We need to look to the strength given to us by our Savior so we don’t become focused on what satisfies our stomachs, and not concerned about our duty to work so that our own desires will be filled in a God-honoring way. We need to pray for our church leaders so they will be able to guide the people of God to honor the principles of biblical economics built into creation as the Holy Spirit works in our hearts. We should also examine our own hearts to be sure that sinful self-centered attitudes are confessed, repented of, and by God’s enablement removed from our lives.
Footnote:
The English Standard Version translates the expression as, “lazy gluttons”. Commentator John Gill explains that “the Cretians are called, by the poet, slow bellies partly for their intemperance, their gluttony and drunkenness: which suited the false teachers, whose god was their belly, and which they served, and not the Lord Jesus; and partly for their sloth and idleness, eating the bread of others without working.” The commentary by Jamieson, Fausset, and Brown identifies these Cretans as, “slow bellies — indolent through pampering their bellies.

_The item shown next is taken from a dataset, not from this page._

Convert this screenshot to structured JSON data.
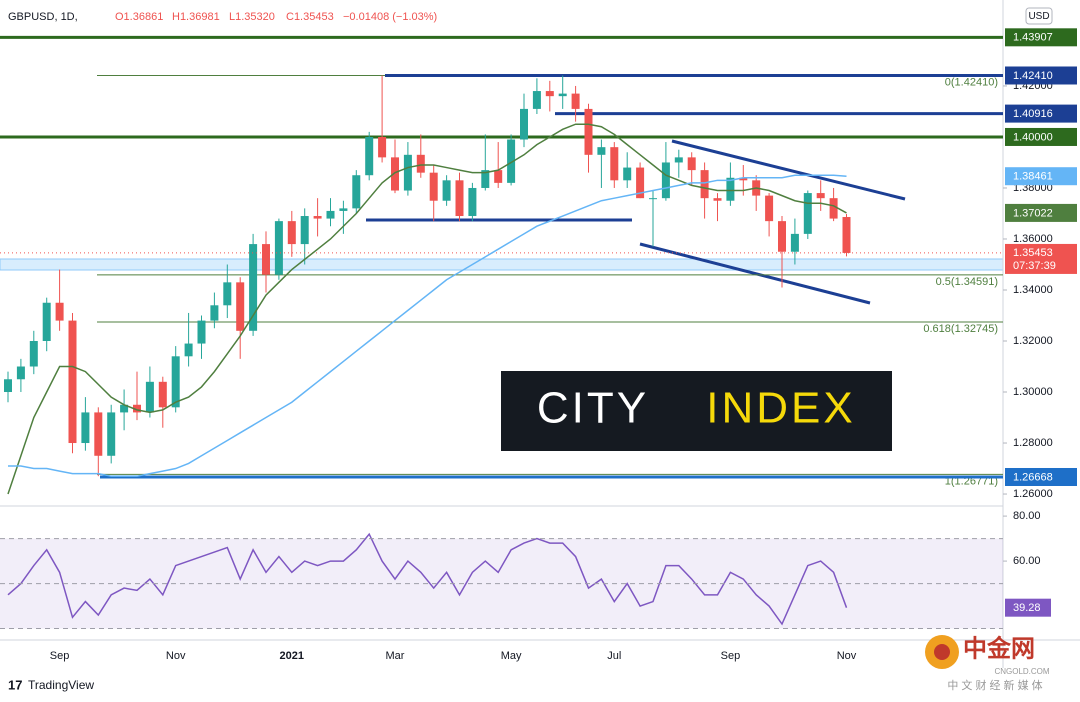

They themselves are called “bellies,” for that is the member for which they live (Rom_16:18; Phi_3:19).” Lenski in his commentary says they are a people who are “inactive, that want to be filled without exertion in earning an honest living by honest work.” The “Baker’s New Testament Commentary: The Pastoral Epistles” by William Hendriksen says, ” ‘Bellies inactive’ marks the Cretans as lazy gluttons, sluggish and sensual gormandizers. The Cretans, then, are untruthful, selfish, and pleasure-loving.”
Bible quotations are from the English Standard Version unless otherwise noted.